Death of a DTD
By Michael Floyd
As cool as XML is, the W3C hasn't exactly been perfect when it comes to defining supporting standards. Case in point? The document type definition, or DTD. As you likely know, a DTD is a collection of rules that define the type of content your elements may contain, the number of times a subelement may occur, and whether they are required or optional. DTDs also let you specify default values for attributes. And it would be impossible to perform entity replacement without the DTD.
When I look at the DTD, however, I think, Gee, the W3C really rushed that one out the door! You see, one of the requirements in defining XML was that it be SGML compliant. So when it came to specifying the XML DTD, the XML Working Group apparently decided that it had to use the same syntax as the SGML DTD. The problem with this syntax is that it's different from XML and relatively arcane. Even worse, the syntax varies (slightly) depending on whether it's an internal DTD contained within the XML document, or an external DTD maintained in a separate file.
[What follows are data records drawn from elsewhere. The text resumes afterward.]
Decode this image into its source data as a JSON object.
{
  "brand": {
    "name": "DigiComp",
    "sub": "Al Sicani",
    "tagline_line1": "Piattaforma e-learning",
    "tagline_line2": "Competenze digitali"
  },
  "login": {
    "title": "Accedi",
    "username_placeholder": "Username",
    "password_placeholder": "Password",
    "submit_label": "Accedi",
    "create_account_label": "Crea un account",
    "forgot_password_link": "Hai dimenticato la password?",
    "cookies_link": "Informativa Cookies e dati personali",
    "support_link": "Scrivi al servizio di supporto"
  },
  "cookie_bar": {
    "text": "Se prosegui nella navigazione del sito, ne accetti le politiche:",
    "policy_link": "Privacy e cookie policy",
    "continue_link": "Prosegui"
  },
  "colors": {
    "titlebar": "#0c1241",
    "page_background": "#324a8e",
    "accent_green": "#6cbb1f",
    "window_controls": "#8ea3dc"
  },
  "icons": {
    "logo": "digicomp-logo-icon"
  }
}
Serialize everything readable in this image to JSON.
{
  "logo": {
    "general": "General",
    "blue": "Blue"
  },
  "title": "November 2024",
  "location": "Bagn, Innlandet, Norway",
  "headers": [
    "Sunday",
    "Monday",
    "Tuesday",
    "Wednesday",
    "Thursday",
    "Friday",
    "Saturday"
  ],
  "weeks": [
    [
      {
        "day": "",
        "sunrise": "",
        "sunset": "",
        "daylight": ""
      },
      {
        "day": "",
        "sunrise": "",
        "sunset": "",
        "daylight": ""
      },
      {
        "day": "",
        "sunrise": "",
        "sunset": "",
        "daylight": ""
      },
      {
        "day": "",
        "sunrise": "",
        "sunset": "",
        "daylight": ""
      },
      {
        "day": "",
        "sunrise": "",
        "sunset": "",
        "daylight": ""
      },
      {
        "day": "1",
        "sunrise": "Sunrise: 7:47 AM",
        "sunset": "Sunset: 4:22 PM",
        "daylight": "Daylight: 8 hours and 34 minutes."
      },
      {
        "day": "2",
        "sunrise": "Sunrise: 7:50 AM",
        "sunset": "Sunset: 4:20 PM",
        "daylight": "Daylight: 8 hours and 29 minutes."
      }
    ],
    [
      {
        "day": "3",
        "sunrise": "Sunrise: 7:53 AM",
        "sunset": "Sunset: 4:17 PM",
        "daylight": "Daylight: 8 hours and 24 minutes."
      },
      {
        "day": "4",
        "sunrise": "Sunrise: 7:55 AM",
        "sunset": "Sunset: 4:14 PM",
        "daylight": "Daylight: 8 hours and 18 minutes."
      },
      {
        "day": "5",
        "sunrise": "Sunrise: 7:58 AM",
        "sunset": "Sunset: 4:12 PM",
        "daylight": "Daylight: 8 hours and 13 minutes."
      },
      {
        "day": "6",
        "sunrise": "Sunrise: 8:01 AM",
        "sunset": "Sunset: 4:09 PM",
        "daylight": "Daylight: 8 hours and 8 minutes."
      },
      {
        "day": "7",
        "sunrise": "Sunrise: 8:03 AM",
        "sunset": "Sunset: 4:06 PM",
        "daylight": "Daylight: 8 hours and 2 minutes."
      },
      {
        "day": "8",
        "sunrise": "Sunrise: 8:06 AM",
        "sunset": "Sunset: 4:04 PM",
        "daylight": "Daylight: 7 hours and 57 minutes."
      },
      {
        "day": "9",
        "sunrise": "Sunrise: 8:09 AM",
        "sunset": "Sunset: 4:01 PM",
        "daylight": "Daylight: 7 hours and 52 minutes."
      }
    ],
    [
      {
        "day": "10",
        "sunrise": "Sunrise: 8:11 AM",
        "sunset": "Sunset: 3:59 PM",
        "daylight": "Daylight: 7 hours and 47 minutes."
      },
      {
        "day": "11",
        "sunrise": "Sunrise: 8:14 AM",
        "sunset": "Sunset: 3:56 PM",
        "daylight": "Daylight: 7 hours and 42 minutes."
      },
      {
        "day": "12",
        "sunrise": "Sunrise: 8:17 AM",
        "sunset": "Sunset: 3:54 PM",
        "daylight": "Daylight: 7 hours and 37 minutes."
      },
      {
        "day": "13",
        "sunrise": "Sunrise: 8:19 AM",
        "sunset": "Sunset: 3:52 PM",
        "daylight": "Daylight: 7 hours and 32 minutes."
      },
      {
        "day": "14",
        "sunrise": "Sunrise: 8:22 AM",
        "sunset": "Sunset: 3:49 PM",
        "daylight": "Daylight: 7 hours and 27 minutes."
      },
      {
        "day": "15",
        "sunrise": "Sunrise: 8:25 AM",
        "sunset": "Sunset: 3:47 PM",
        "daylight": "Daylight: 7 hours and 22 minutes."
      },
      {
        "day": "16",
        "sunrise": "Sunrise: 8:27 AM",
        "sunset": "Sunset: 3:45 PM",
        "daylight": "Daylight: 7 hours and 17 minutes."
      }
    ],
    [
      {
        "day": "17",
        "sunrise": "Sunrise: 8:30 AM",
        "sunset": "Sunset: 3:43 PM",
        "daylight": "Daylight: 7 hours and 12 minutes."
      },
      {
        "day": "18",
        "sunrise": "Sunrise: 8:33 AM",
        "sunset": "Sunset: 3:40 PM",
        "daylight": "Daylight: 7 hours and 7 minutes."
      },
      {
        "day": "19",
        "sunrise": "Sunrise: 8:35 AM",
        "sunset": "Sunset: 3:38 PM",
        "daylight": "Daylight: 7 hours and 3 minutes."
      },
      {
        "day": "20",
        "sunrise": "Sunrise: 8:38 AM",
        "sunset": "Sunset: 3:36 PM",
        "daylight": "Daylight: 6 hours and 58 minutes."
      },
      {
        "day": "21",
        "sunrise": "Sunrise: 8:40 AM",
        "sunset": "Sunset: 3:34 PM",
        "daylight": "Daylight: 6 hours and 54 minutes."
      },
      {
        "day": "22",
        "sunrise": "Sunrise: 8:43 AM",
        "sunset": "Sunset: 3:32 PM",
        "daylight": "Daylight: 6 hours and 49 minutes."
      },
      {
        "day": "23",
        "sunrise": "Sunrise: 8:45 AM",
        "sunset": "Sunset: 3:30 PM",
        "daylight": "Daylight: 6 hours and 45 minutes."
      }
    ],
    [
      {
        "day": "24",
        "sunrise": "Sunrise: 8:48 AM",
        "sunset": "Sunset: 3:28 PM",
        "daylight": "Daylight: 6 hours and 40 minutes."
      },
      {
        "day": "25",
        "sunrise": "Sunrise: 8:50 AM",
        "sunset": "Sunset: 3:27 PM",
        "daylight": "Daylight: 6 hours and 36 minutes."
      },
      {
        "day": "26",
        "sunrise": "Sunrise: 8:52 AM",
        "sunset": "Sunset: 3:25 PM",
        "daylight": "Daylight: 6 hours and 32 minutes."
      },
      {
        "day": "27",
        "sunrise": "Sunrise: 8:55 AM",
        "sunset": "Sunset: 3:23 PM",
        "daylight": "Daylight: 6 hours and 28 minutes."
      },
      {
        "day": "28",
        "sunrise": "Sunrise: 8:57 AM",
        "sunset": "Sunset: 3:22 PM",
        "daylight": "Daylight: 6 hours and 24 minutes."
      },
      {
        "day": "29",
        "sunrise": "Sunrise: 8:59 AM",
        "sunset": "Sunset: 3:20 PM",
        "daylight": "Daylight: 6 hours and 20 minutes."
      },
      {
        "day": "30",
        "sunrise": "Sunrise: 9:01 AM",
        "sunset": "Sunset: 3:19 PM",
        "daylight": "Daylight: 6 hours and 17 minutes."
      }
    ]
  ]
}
That means learning yet another syntax, and remembering nuances that depend on the physical location of the definitions. In creating its new markup language, the XML Working Group initially missed the opportunity to redesign the DTD.
"Ah!" you say, "what about the requirement that XML remain SGML compliant?" Well, that's the beauty of XML (and SGML, for that matter). The first word in XML is "extensible." And there's no reason you can't rewrite the DTD directly in XML.